No matter how long you have been using a trademark , there's always a chance you will receive a dreaded Cease and Desist (C&D) letter or email demanding you stop using the trademark.
- We own all rights to the trademark XYZ (typically by long use and/or registration).
- Your trademark ABC infringes our trademark.
- Your use of the trademark ABC is damaging us.
- Stop using the trademark ABC within some short period (e.g. 10 days).
- Reimburse us for our legal fees and damages.
- We'll sue you if you don't cooperate.
How should you respond? As all things legal go, it depends ...

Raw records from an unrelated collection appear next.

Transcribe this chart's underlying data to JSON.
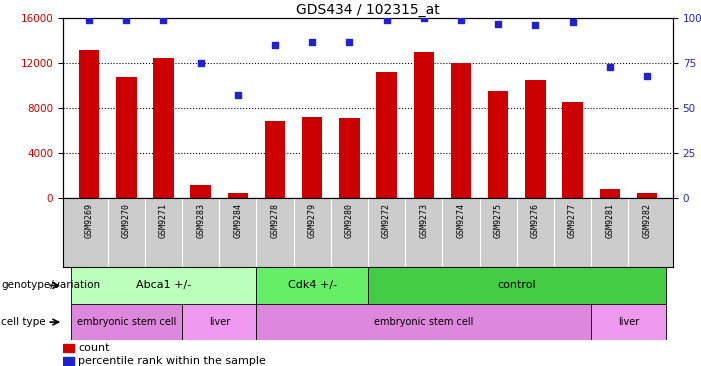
{
  "title": "GDS434 / 102315_at",
  "samples": [
    "GSM9269",
    "GSM9270",
    "GSM9271",
    "GSM9283",
    "GSM9284",
    "GSM9278",
    "GSM9279",
    "GSM9280",
    "GSM9272",
    "GSM9273",
    "GSM9274",
    "GSM9275",
    "GSM9276",
    "GSM9277",
    "GSM9281",
    "GSM9282"
  ],
  "counts": [
    13200,
    10800,
    12500,
    1100,
    400,
    6800,
    7200,
    7100,
    11200,
    13000,
    12000,
    9500,
    10500,
    8500,
    800,
    400
  ],
  "percentiles": [
    99,
    99,
    99,
    75,
    57,
    85,
    87,
    87,
    99,
    100,
    99,
    97,
    96,
    98,
    73,
    68
  ],
  "ylim_left": [
    0,
    16000
  ],
  "ylim_right": [
    0,
    100
  ],
  "yticks_left": [
    0,
    4000,
    8000,
    12000,
    16000
  ],
  "yticks_right": [
    0,
    25,
    50,
    75,
    100
  ],
  "bar_color": "#cc0000",
  "dot_color": "#2222cc",
  "genotype_groups": [
    {
      "label": "Abca1 +/-",
      "start": 0,
      "end": 5,
      "color": "#bbffbb"
    },
    {
      "label": "Cdk4 +/-",
      "start": 5,
      "end": 8,
      "color": "#66ee66"
    },
    {
      "label": "control",
      "start": 8,
      "end": 16,
      "color": "#44cc44"
    }
  ],
  "celltype_groups": [
    {
      "label": "embryonic stem cell",
      "start": 0,
      "end": 3,
      "color": "#dd88dd"
    },
    {
      "label": "liver",
      "start": 3,
      "end": 5,
      "color": "#ee99ee"
    },
    {
      "label": "embryonic stem cell",
      "start": 5,
      "end": 14,
      "color": "#dd88dd"
    },
    {
      "label": "liver",
      "start": 14,
      "end": 16,
      "color": "#ee99ee"
    }
  ],
  "legend_count_label": "count",
  "legend_pct_label": "percentile rank within the sample",
  "xlabel_genotype": "genotype/variation",
  "xlabel_celltype": "cell type",
  "background_color": "#ffffff",
  "plot_bg_color": "#ffffff",
  "names_bg_color": "#cccccc"
}
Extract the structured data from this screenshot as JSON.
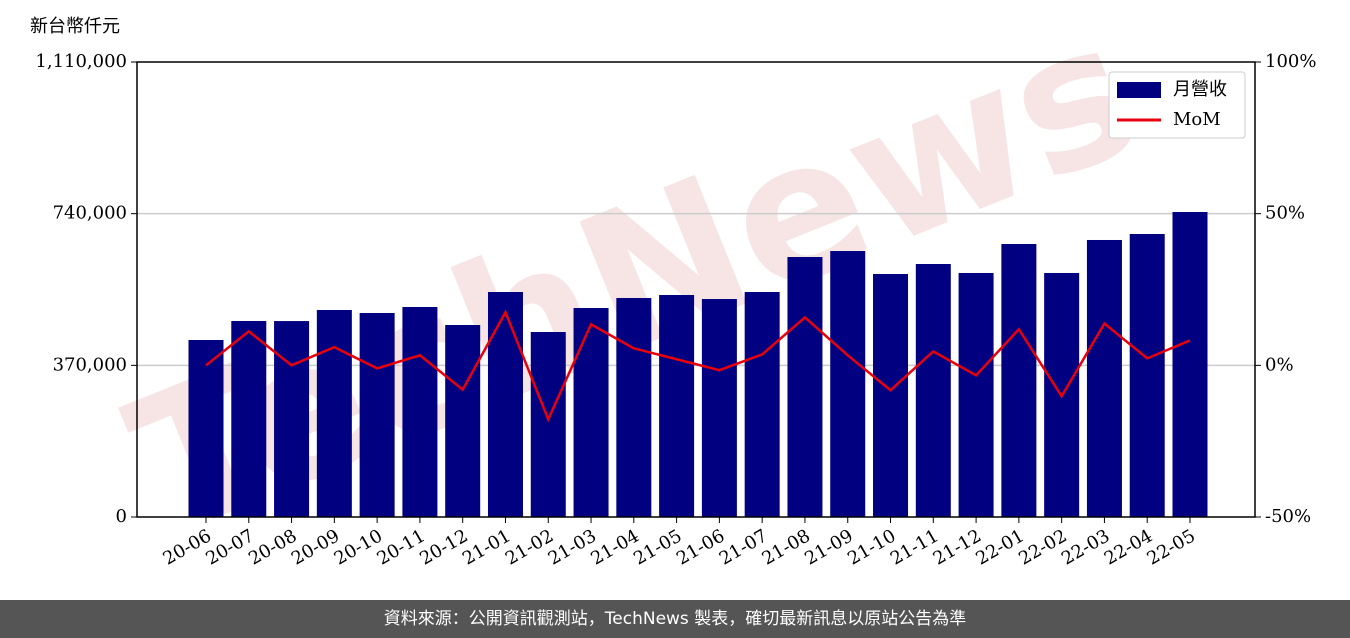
{
  "chart_data": {
    "type": "bar_line",
    "y_label": "新台幣仟元",
    "watermark": "TechNews",
    "categories": [
      "20-06",
      "20-07",
      "20-08",
      "20-09",
      "20-10",
      "20-11",
      "20-12",
      "21-01",
      "21-02",
      "21-03",
      "21-04",
      "21-05",
      "21-06",
      "21-07",
      "21-08",
      "21-09",
      "21-10",
      "21-11",
      "21-12",
      "22-01",
      "22-02",
      "22-03",
      "22-04",
      "22-05"
    ],
    "series": [
      {
        "name": "月營收",
        "type": "bar",
        "color": "#000080",
        "values": [
          431800,
          478200,
          478000,
          505000,
          497700,
          512300,
          468400,
          548900,
          451300,
          509900,
          534300,
          541600,
          531800,
          548900,
          634300,
          648900,
          592800,
          617200,
          595300,
          666000,
          595300,
          675800,
          690400,
          744100
        ]
      },
      {
        "name": "MoM",
        "type": "line",
        "axis": "y2",
        "color": "#e8000b",
        "values": [
          0,
          11.2,
          0,
          6,
          -1,
          3.3,
          -8,
          17.5,
          -17.8,
          13.5,
          5.6,
          2,
          -1.6,
          3.6,
          15.8,
          3.3,
          -8.2,
          4.6,
          -3.3,
          11.9,
          -10.2,
          13.8,
          2.3,
          8.2
        ]
      }
    ],
    "ylim": [
      0,
      1110000
    ],
    "yticks": [
      0,
      {
        "value": 370000,
        "label": "370,000"
      },
      {
        "value": 740000,
        "label": "740,000"
      },
      {
        "value": 1110000,
        "label": "1,110,000"
      }
    ],
    "y2lim": [
      -50,
      100
    ],
    "y2ticks": [
      {
        "value": -50,
        "label": "-50%"
      },
      {
        "value": 0,
        "label": "0%"
      },
      {
        "value": 50,
        "label": "50%"
      },
      {
        "value": 100,
        "label": "100%"
      }
    ],
    "grid": true,
    "legend": "upper-right"
  },
  "footer": "資料來源：公開資訊觀測站，TechNews 製表，確切最新訊息以原站公告為準"
}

Bear in mind, these kinds of letters are sent out all the time, the party sending the letter may have absolutely no intention of suing you, and their claim may be paper-thin.Â But you never know.

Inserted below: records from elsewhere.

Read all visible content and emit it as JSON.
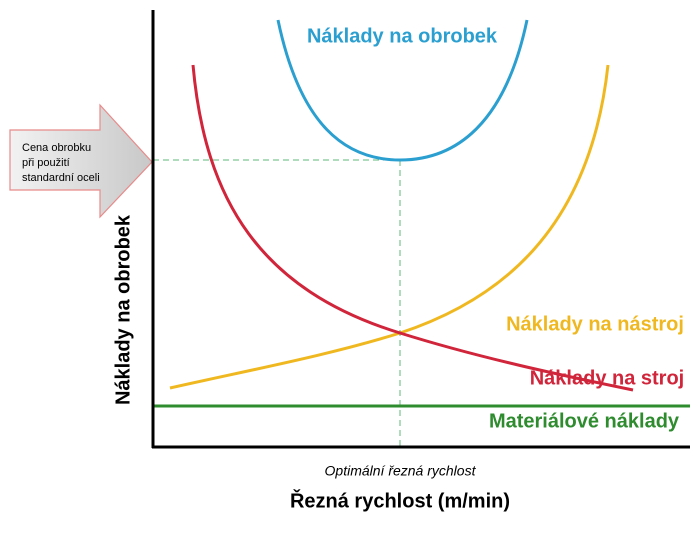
{
  "curves": [
    {
      "label": "Náklady na obrobek",
      "color": "#2a9fd0"
    },
    {
      "label": "Náklady na nástroj",
      "color": "#f0b820"
    },
    {
      "label": "Náklady na stroj",
      "color": "#d0253a"
    },
    {
      "label": "Materiálové náklady",
      "color": "#2e8b2e"
    }
  ],
  "callout": {
    "lines": [
      "Cena obrobku",
      "při použití",
      "standardní oceli"
    ]
  },
  "axes": {
    "y_label": "Náklady na obrobek",
    "x_note": "Optimální řezná rychlost",
    "x_label": "Řezná rychlost (m/min)"
  }
}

Here's one way of approaching C&D letters.
First, take a look at the entity claiming rights in a trademark you are supposedly infringing. Individuals and small companies oftentimes don't have the resources to sue you. A federal trademark infringement suit can easily cost the company filing the suit $30,000 or (possibly much) more.
Second, take a look at how important the trademark is to the sender of the C&D demand. If a company has been using their trademark a long time and it's their principle (or only) trademark, it's more important to them than if they just started using the trademark for one out of many products.

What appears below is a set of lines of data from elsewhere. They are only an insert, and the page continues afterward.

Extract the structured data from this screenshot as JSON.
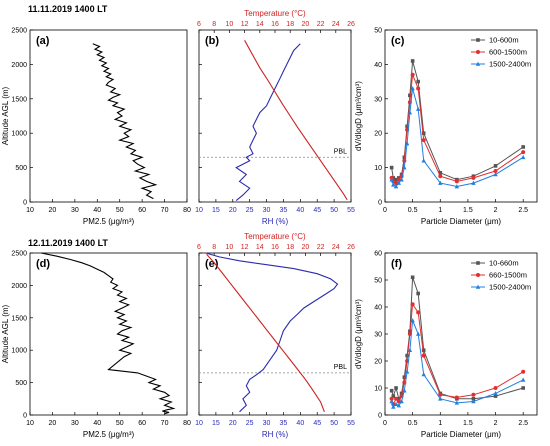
{
  "figure": {
    "row_titles": [
      "11.11.2019 1400 LT",
      "12.11.2019 1400 LT"
    ],
    "pbl_label": "PBL"
  },
  "colors": {
    "pm_line": "#000000",
    "rh_line": "#2b2bb0",
    "temp_line": "#cc2222",
    "temp_axis": "#d11f1f",
    "rh_axis": "#2a2ab8",
    "series_1": "#555555",
    "series_2": "#e03030",
    "series_3": "#2080e0",
    "pbl_line": "#888888"
  },
  "chart_data": [
    {
      "type": "line",
      "panel": "(a)",
      "xlabel": "PM2.5 (μg/m³)",
      "ylabel": "Altitude AGL (m)",
      "xlim": [
        10,
        80
      ],
      "ylim": [
        0,
        2500
      ],
      "xticks": [
        10,
        20,
        30,
        40,
        50,
        60,
        70,
        80
      ],
      "yticks": [
        0,
        500,
        1000,
        1500,
        2000,
        2500
      ],
      "series": [
        {
          "x": [
            38,
            41,
            39,
            42,
            40,
            43,
            41,
            44,
            42,
            45,
            43,
            46,
            44,
            47,
            45,
            44,
            48,
            46,
            50,
            47,
            45,
            49,
            47,
            52,
            49,
            51,
            48,
            53,
            50,
            55,
            52,
            54,
            50,
            56,
            53,
            57,
            55,
            60,
            56,
            58,
            61,
            57,
            63,
            59,
            62,
            66,
            60,
            64,
            62,
            65
          ],
          "y": [
            2300,
            2260,
            2220,
            2180,
            2140,
            2100,
            2060,
            2020,
            1980,
            1940,
            1900,
            1860,
            1820,
            1780,
            1740,
            1700,
            1650,
            1600,
            1560,
            1520,
            1480,
            1440,
            1400,
            1350,
            1300,
            1250,
            1200,
            1150,
            1100,
            1050,
            1000,
            950,
            900,
            850,
            800,
            750,
            700,
            650,
            600,
            550,
            500,
            450,
            400,
            350,
            300,
            250,
            200,
            150,
            100,
            50
          ]
        }
      ]
    },
    {
      "type": "line",
      "panel": "(b)",
      "xlabel": "RH (%)",
      "x2label": "Temperature (°C)",
      "xlim": [
        10,
        55
      ],
      "x2lim": [
        6,
        26
      ],
      "ylim": [
        0,
        2500
      ],
      "xticks": [
        10,
        15,
        20,
        25,
        30,
        35,
        40,
        45,
        50,
        55
      ],
      "x2ticks": [
        6,
        8,
        10,
        12,
        14,
        16,
        18,
        20,
        22,
        24,
        26
      ],
      "pbl_altitude": 650,
      "series": [
        {
          "axis": "RH",
          "x": [
            40,
            38,
            37,
            36,
            35,
            34,
            33,
            32,
            31,
            30,
            28,
            27,
            26,
            27,
            26,
            25,
            26,
            24,
            25,
            23,
            21,
            24,
            22,
            25,
            23,
            21
          ],
          "y": [
            2300,
            2200,
            2100,
            2000,
            1900,
            1800,
            1700,
            1600,
            1500,
            1400,
            1300,
            1200,
            1100,
            1000,
            900,
            800,
            700,
            650,
            600,
            550,
            500,
            400,
            300,
            200,
            100,
            20
          ]
        },
        {
          "axis": "Temperature",
          "x": [
            12,
            13,
            14,
            15,
            16,
            17,
            18,
            19,
            20,
            21,
            22,
            23,
            24,
            25,
            25.5
          ],
          "y": [
            2350,
            2150,
            1950,
            1780,
            1600,
            1420,
            1250,
            1080,
            920,
            760,
            600,
            440,
            280,
            120,
            30
          ]
        }
      ]
    },
    {
      "type": "line",
      "panel": "(c)",
      "xlabel": "Particle Diameter (μm)",
      "ylabel": "dV/dlogD (μm³/cm³)",
      "xlim": [
        0,
        2.75
      ],
      "ylim": [
        0,
        50
      ],
      "xticks": [
        0.0,
        0.5,
        1.0,
        1.5,
        2.0,
        2.5
      ],
      "yticks": [
        0,
        10,
        20,
        30,
        40,
        50
      ],
      "legend": "top-right",
      "x": [
        0.12,
        0.15,
        0.2,
        0.25,
        0.3,
        0.35,
        0.4,
        0.45,
        0.5,
        0.6,
        0.7,
        1.0,
        1.3,
        1.6,
        2.0,
        2.5
      ],
      "series": [
        {
          "name": "10-600m",
          "values": [
            10,
            7,
            6.5,
            7,
            8,
            13,
            22,
            31,
            41,
            35,
            20,
            8.5,
            6.5,
            7.5,
            10.5,
            16
          ]
        },
        {
          "name": "600-1500m",
          "values": [
            7,
            6,
            5.5,
            6.5,
            7.5,
            12,
            21,
            29,
            37,
            33,
            18,
            7.5,
            6,
            7,
            9,
            14.5
          ]
        },
        {
          "name": "1500-2400m",
          "values": [
            6.5,
            5,
            4.5,
            5.5,
            6.5,
            10,
            17,
            26,
            33,
            27,
            12,
            5.5,
            4.5,
            5.5,
            8,
            13
          ]
        }
      ]
    },
    {
      "type": "line",
      "panel": "(d)",
      "xlabel": "PM2.5 (μg/m³)",
      "ylabel": "Altitude AGL (m)",
      "xlim": [
        10,
        80
      ],
      "ylim": [
        0,
        2500
      ],
      "xticks": [
        10,
        20,
        30,
        40,
        50,
        60,
        70,
        80
      ],
      "yticks": [
        0,
        500,
        1000,
        1500,
        2000,
        2500
      ],
      "series": [
        {
          "x": [
            15,
            22,
            28,
            33,
            37,
            40,
            43,
            45,
            47,
            46,
            49,
            47,
            51,
            49,
            53,
            50,
            54,
            51,
            48,
            52,
            49,
            53,
            50,
            55,
            51,
            49,
            54,
            51,
            56,
            53,
            50,
            55,
            52,
            45,
            58,
            62,
            66,
            63,
            68,
            65,
            70,
            72,
            68,
            73,
            70,
            74,
            71,
            69,
            72,
            70
          ],
          "y": [
            2500,
            2450,
            2400,
            2350,
            2300,
            2250,
            2200,
            2150,
            2100,
            2050,
            2000,
            1950,
            1900,
            1850,
            1800,
            1750,
            1700,
            1650,
            1600,
            1550,
            1500,
            1450,
            1400,
            1350,
            1300,
            1250,
            1200,
            1150,
            1100,
            1050,
            1000,
            950,
            900,
            700,
            650,
            600,
            550,
            500,
            450,
            400,
            350,
            300,
            250,
            200,
            150,
            100,
            80,
            60,
            40,
            20
          ]
        }
      ]
    },
    {
      "type": "line",
      "panel": "(e)",
      "xlabel": "RH (%)",
      "x2label": "Temperature (°C)",
      "xlim": [
        10,
        55
      ],
      "x2lim": [
        6,
        26
      ],
      "ylim": [
        0,
        2500
      ],
      "xticks": [
        10,
        15,
        20,
        25,
        30,
        35,
        40,
        45,
        50,
        55
      ],
      "x2ticks": [
        6,
        8,
        10,
        12,
        14,
        16,
        18,
        20,
        22,
        24,
        26
      ],
      "pbl_altitude": 650,
      "series": [
        {
          "axis": "RH",
          "x": [
            12,
            16,
            22,
            30,
            38,
            45,
            49,
            51,
            50,
            47,
            44,
            41,
            39,
            37,
            35,
            34,
            33,
            31,
            29,
            27,
            25,
            24,
            25,
            23,
            24,
            22
          ],
          "y": [
            2500,
            2440,
            2380,
            2320,
            2260,
            2180,
            2100,
            2020,
            1950,
            1850,
            1750,
            1650,
            1550,
            1450,
            1300,
            1150,
            1000,
            850,
            700,
            620,
            550,
            450,
            350,
            250,
            150,
            50
          ]
        },
        {
          "axis": "Temperature",
          "x": [
            7,
            8,
            9,
            10,
            11,
            12,
            13,
            14,
            15,
            16,
            17,
            18,
            19,
            20,
            21,
            22,
            22.5
          ],
          "y": [
            2480,
            2350,
            2200,
            2050,
            1900,
            1750,
            1600,
            1450,
            1300,
            1150,
            1000,
            850,
            700,
            550,
            380,
            200,
            50
          ]
        }
      ]
    },
    {
      "type": "line",
      "panel": "(f)",
      "xlabel": "Particle Diameter (μm)",
      "ylabel": "dV/dlogD (μm³/cm³)",
      "xlim": [
        0,
        2.75
      ],
      "ylim": [
        0,
        60
      ],
      "xticks": [
        0.0,
        0.5,
        1.0,
        1.5,
        2.0,
        2.5
      ],
      "yticks": [
        0,
        10,
        20,
        30,
        40,
        50,
        60
      ],
      "legend": "top-right",
      "x": [
        0.12,
        0.15,
        0.2,
        0.25,
        0.3,
        0.35,
        0.4,
        0.45,
        0.5,
        0.6,
        0.7,
        1.0,
        1.3,
        1.6,
        2.0,
        2.5
      ],
      "series": [
        {
          "name": "10-660m",
          "values": [
            9,
            7,
            10,
            6,
            8,
            14,
            22,
            31,
            51,
            45,
            24,
            8,
            6,
            6,
            7,
            10
          ]
        },
        {
          "name": "660-1500m",
          "values": [
            6,
            4,
            6,
            5,
            7,
            12,
            20,
            30,
            41,
            38,
            22,
            7.5,
            6.5,
            7.5,
            10,
            16
          ]
        },
        {
          "name": "1500-2400m",
          "values": [
            5,
            3,
            4,
            3.5,
            5,
            9,
            16,
            24,
            35,
            30,
            15,
            6,
            4.5,
            5,
            8,
            13
          ]
        }
      ]
    }
  ]
}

Third, try to figure out if you and the C&D sender are competing for the same customers. For example, if their business appears to be serving customers in locales distant from yours, your use of your trademark is not a great threat to their business.
Fourth, how similar is your trademark to that of the C&D sender. Sometimes, C&D senders try to assert or imply rights in a single common word within a longer trademark. That's generally overreaching.
Where the C&D sender is a small entity, the trademark isn't likely that important to them, you are not in direct competition to them, or your trademark does't look much like theirs, you can consider ignoring the C&D or sending them a letter telling them to go fly a kite (politely, of course).
When those factors don't apply, your risk is greater.
In the end analysis, perhaps the most important questions are, however. how important is the trademark to you, and how much would it cost you to rebrand?
If you don't care much about the trademark, the safest course is to simply stop using it. In such case you should send a response to the sender telling that you have or will cease using the trademark. If they asked for money, just say no ... its very unlikely they will pursue the matter further.
If you really want to keep using the trademark or it would be extremely expensive to rebrand, then you can consider refusing the demand and risking litigation. If you go that route, it might be best to consult an attorney.